The Credo opens with the appearance of the galloping rhythmic figure with which the orchestra accompanies the five-part chorus throughout this portion of the Creed. The chorus often declaims a large amount of text in a homophonic chant-like manner, with polyphonic sections providing contrast. The “Et incarnatus est” section is an emotional, extended, highly decorative soprano solo in the leisurely, graceful 6/8 meter of the siciliana (an Italian dance) accompanied by—and actually forming a quartet with—a “pastoral” trio of flute, oboe and bassoon. Written for Constanze, Mozart hoped that, upon hearing her sing this aria, his father and sister might appreciate her musical abilities and at last confirm Mozart’s choice of a bride. It might also have celebrated the safe arrival of the couple’s son in June 1783, contemplating the miracle of God-made-human as well as that of the baby’s birth.

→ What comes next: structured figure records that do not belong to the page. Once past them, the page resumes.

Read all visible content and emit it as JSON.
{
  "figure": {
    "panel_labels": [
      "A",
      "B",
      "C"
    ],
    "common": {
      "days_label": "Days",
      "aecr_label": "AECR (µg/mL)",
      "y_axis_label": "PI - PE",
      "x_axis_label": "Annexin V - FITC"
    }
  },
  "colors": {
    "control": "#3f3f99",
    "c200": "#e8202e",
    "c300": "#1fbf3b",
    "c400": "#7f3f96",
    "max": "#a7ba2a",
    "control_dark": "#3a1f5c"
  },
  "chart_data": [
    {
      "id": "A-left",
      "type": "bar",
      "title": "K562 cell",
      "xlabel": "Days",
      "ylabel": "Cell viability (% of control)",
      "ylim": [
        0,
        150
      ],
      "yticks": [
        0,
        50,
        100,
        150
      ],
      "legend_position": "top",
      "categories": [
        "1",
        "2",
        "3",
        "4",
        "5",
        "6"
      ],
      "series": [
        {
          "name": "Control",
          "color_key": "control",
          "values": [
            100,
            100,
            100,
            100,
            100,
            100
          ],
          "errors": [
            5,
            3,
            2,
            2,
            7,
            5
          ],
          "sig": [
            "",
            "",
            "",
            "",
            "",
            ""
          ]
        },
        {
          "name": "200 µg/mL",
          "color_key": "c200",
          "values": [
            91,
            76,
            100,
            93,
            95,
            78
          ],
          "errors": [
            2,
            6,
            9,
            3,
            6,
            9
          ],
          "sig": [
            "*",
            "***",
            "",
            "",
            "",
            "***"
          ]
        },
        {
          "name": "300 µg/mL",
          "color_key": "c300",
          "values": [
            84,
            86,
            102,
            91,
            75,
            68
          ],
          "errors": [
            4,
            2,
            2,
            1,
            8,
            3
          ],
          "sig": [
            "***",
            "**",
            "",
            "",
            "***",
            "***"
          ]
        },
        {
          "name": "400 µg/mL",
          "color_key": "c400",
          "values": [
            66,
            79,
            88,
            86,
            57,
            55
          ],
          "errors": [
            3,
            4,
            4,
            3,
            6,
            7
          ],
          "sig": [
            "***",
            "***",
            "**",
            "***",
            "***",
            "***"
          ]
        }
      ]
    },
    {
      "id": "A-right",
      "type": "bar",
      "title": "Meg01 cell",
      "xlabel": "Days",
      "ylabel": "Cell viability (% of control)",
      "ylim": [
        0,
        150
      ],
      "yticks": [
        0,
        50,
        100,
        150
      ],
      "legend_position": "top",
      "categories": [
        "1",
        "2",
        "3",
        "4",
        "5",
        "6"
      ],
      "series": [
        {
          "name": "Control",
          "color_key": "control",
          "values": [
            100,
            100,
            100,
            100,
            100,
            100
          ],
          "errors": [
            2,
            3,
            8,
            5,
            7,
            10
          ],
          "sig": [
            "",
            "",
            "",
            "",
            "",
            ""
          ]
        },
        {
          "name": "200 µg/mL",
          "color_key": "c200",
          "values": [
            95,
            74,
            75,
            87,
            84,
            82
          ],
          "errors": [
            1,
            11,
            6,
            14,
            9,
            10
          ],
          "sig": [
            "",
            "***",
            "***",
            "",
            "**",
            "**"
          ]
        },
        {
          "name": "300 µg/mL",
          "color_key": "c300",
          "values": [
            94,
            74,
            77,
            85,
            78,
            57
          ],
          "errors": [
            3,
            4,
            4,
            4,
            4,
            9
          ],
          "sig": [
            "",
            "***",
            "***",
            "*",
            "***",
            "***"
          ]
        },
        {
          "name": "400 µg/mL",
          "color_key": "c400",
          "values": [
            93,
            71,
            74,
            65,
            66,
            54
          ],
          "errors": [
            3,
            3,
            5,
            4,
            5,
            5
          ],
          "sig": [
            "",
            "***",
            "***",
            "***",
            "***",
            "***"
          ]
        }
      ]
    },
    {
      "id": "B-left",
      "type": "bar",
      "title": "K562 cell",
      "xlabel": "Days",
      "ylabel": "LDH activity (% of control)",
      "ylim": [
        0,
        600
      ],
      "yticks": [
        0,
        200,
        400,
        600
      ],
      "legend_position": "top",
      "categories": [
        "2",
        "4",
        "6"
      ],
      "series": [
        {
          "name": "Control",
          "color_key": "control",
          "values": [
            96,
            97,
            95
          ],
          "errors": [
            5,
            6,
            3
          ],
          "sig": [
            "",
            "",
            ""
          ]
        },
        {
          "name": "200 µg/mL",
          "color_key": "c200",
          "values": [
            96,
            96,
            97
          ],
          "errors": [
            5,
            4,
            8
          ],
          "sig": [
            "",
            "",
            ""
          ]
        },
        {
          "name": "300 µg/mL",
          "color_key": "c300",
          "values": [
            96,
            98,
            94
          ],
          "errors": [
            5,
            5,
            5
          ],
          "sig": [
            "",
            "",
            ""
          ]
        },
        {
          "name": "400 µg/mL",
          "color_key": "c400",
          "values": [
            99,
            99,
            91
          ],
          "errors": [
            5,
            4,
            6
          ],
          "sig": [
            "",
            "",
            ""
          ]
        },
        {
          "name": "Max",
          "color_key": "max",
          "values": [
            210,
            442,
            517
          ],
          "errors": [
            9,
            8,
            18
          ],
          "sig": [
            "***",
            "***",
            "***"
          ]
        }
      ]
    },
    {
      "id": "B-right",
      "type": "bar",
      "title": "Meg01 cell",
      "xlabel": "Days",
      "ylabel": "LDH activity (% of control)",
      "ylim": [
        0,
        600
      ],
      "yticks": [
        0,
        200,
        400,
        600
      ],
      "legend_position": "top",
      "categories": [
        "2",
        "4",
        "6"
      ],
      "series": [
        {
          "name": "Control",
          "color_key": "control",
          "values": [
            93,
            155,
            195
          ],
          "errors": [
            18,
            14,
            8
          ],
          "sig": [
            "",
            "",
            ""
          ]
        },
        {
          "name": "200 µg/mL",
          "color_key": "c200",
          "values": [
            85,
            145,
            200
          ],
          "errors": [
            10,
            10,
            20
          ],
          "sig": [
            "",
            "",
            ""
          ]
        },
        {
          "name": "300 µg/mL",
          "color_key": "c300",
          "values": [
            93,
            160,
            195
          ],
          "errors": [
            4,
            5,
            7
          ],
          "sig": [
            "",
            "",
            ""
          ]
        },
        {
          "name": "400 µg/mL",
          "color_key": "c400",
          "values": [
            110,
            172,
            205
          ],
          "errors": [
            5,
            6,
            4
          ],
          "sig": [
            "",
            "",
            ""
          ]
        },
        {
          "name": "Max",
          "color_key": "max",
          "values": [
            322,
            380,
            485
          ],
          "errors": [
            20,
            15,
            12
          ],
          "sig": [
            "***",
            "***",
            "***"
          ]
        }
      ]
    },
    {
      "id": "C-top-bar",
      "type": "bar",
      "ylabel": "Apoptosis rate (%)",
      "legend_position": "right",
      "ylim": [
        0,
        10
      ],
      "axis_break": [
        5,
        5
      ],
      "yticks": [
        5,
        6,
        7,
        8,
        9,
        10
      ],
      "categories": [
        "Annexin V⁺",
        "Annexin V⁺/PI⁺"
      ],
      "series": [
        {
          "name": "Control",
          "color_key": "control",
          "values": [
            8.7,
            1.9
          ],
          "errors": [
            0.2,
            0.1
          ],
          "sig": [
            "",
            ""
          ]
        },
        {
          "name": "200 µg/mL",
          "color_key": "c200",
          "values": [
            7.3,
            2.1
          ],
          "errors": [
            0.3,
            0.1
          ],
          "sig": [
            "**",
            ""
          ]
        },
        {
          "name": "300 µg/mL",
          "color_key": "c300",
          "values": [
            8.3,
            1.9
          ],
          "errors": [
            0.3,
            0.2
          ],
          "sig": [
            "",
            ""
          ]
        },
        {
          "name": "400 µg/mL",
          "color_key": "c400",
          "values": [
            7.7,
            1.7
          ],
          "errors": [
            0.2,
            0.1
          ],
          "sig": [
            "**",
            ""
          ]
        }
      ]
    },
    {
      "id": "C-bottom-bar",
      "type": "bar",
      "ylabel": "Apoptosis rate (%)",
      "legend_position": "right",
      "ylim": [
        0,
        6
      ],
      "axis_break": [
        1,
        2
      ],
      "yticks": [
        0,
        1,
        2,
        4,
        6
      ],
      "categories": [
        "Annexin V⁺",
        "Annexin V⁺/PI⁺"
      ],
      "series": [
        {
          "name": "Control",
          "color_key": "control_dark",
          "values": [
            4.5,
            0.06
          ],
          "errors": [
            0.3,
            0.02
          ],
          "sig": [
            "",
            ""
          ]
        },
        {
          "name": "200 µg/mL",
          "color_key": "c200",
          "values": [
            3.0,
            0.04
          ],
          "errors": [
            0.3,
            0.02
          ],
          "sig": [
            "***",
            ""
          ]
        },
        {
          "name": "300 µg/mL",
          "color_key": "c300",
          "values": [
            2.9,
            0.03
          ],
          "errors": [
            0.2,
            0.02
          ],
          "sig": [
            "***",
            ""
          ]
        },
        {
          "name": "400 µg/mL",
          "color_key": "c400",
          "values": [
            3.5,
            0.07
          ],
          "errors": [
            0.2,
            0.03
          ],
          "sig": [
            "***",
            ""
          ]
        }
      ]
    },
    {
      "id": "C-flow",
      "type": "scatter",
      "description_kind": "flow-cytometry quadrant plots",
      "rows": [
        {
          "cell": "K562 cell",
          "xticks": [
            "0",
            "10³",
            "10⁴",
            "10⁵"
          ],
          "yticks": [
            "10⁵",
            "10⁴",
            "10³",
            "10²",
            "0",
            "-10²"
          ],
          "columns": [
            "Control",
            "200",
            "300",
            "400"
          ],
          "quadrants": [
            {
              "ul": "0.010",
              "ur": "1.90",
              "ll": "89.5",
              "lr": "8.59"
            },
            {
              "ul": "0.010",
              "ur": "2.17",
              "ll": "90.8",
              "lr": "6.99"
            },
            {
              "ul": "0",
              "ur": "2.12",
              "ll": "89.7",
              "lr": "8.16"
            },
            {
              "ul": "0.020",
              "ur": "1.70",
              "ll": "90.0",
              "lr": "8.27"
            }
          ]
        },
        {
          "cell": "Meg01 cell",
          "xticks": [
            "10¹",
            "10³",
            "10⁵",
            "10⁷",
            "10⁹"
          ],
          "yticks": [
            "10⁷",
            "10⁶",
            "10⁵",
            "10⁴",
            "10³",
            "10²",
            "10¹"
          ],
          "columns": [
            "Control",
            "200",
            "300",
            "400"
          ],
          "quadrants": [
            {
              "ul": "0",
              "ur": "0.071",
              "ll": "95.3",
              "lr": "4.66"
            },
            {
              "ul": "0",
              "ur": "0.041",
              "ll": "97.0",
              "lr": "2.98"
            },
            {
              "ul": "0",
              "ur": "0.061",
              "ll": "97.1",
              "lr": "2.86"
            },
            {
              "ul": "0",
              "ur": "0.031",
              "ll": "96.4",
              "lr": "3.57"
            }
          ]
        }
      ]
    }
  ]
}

Extant instrumental parts indicate that Mozart intended the triumphant, primarily chordal “Sanctus” and the effervescent, polyphonic “Osanna” to be performed by full orchestra and double choir in the manner of a Baroque prelude and fugue. In the skilfully constructed, imitative “Benedictus,” all four soloists combine to bless the One who comes in the Lord’s name. The final portion of the Osanna returns to frame the preceding quartet and conclude this section of the Mass in a blaze of glorious praise.